The Attorney General may, in [her] discretion, waive the application of subparagraphs (A) (i) (I), (B), (D), and (E) of subsection (a) (2) of this section and subparagraph (A) (i) (II) of such subsection insofar as it relates to a single offense of simple possession of 30 grams or less of marijuana....

Subsection (a) (2) of § 1182 authorizes exclusion of aliens convicted of certain crimes. Subparagraph (A) (i) (I) concerns "a crime involving moral turpitude....." Subparagraph (B) deals with multiple criminal convictions, regardless of whether the offenses involved moral turpitude, and for which the aggregate sentences to confinement were at least five years. Subparagraph (D) deals with prostitution and commercialized vice. Subparagraph (E) pertains to aliens involved in serious criminal activity but who have received immunity from prosecution. Subparagraph (A) (i) (II) renders excludable an alien who has violated any law or regulation of a State, the United States, or a foreign country relating to a controlled substance.

[9] Any claim that equal protection is offended because the exclusionary effect may be waived with respect to some aggravated felonies, but not cocaine trafficking, is without merit. The pertinent analytical framework was articulated in DeSousa v. Reno, 190 F.3d 175, 184 (3d Cir.1999):

[D]isparate treatment of different groups of aliens triggers only rational basis review under equal protection doctrine. Under this minimal standard of review, a classification is accorded `a strong presumption of validity' and the government has no obligation to produce evidence to sustain its rationality.

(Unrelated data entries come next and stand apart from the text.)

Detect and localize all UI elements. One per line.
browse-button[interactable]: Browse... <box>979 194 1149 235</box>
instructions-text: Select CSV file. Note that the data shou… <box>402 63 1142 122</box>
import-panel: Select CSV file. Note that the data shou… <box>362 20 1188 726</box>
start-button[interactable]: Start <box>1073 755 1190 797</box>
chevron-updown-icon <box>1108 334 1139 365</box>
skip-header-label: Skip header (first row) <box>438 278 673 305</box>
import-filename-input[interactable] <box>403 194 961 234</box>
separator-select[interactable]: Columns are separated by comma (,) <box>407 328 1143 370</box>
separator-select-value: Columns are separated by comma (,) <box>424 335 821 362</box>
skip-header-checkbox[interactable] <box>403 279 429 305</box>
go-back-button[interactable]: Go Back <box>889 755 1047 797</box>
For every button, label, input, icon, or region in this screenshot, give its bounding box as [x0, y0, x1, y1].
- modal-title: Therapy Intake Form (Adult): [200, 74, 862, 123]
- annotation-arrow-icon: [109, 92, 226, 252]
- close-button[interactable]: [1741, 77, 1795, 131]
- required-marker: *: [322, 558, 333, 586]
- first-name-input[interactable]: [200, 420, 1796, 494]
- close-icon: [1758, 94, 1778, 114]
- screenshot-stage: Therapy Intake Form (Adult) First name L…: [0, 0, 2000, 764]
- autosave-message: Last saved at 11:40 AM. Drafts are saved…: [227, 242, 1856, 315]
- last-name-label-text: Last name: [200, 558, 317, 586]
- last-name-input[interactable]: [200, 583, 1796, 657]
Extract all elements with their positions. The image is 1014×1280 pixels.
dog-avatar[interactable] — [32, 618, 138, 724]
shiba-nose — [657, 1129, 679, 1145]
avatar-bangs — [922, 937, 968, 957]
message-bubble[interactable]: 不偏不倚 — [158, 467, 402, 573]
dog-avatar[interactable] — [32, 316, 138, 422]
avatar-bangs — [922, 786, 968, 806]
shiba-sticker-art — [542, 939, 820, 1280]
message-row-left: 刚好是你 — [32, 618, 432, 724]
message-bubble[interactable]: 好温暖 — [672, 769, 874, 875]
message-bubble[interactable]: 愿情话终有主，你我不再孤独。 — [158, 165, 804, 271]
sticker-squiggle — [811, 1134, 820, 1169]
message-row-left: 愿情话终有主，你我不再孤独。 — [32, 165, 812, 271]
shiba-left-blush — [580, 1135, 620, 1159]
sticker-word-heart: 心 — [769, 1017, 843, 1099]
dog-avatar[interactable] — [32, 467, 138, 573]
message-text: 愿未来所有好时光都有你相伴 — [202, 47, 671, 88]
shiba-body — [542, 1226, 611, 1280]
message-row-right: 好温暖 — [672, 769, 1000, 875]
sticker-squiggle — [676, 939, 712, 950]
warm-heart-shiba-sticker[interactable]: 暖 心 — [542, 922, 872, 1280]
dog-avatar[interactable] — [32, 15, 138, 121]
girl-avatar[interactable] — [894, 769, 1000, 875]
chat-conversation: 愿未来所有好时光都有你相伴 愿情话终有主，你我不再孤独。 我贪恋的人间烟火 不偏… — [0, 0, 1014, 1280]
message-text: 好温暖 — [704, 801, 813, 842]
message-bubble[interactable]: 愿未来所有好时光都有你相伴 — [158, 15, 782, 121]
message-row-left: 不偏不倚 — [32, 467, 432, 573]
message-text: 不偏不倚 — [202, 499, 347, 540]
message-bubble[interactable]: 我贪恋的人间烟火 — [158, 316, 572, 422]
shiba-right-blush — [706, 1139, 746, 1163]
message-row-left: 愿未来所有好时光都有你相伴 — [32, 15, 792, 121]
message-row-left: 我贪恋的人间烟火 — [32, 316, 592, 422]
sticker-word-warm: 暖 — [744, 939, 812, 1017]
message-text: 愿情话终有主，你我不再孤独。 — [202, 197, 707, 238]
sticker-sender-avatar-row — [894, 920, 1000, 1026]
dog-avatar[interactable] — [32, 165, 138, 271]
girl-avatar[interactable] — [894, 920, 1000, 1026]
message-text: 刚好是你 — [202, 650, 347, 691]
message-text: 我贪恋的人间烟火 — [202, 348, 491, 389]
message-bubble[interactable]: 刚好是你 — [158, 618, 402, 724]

Indeed, such a classification can be upheld as constitutional even when it is based upon rational speculation rather than on empirical data. Once a facially legitimate reason for the classification is found, whether such a reason was articulated by Congress or not, we must rule the classification constitutional. As always, when performing such review, our role is not to judge the wisdom or fairness of Congress' policy choices, but rather their constitutionality.

Clearly, Congress could rationally determine that drug trafficking crimes should be treated more harshly than other types of crimes. There has been declared a national "war" on drug crimes, and the decision not to extend the § 1182(h) waiver to those convicted of drug trafficking crimes is consistent with the emphasis on attempting to rid society of drugs. Congress could rationally determine that narcotics-related offenses pose a serious problem for American society, and its decision to exclude drug trafficking crimes from the limited waiver afforded by § 1182(h) cannot be said to be irrational.

[10] "Jus cogens describes peremptory norms of law which are nonderogable and form the highest level of international law." Gisbert v. United States Attorney General, 988 F.2d 1437, 1448 n. 22 (5th Cir.1993). According to the Vienna Convention on the Law of Treaties, a jus cogens norm is one that "is accepted and recognized by the international community of states as a whole as a norm from which no derogation is permitted and which can be modified only by a subsequent norm of general international law having the same character." United Nations Vienna Convention on the Law of Treaties, ART. 53, May 3, 1969, 1155 U.N.T.S. 331.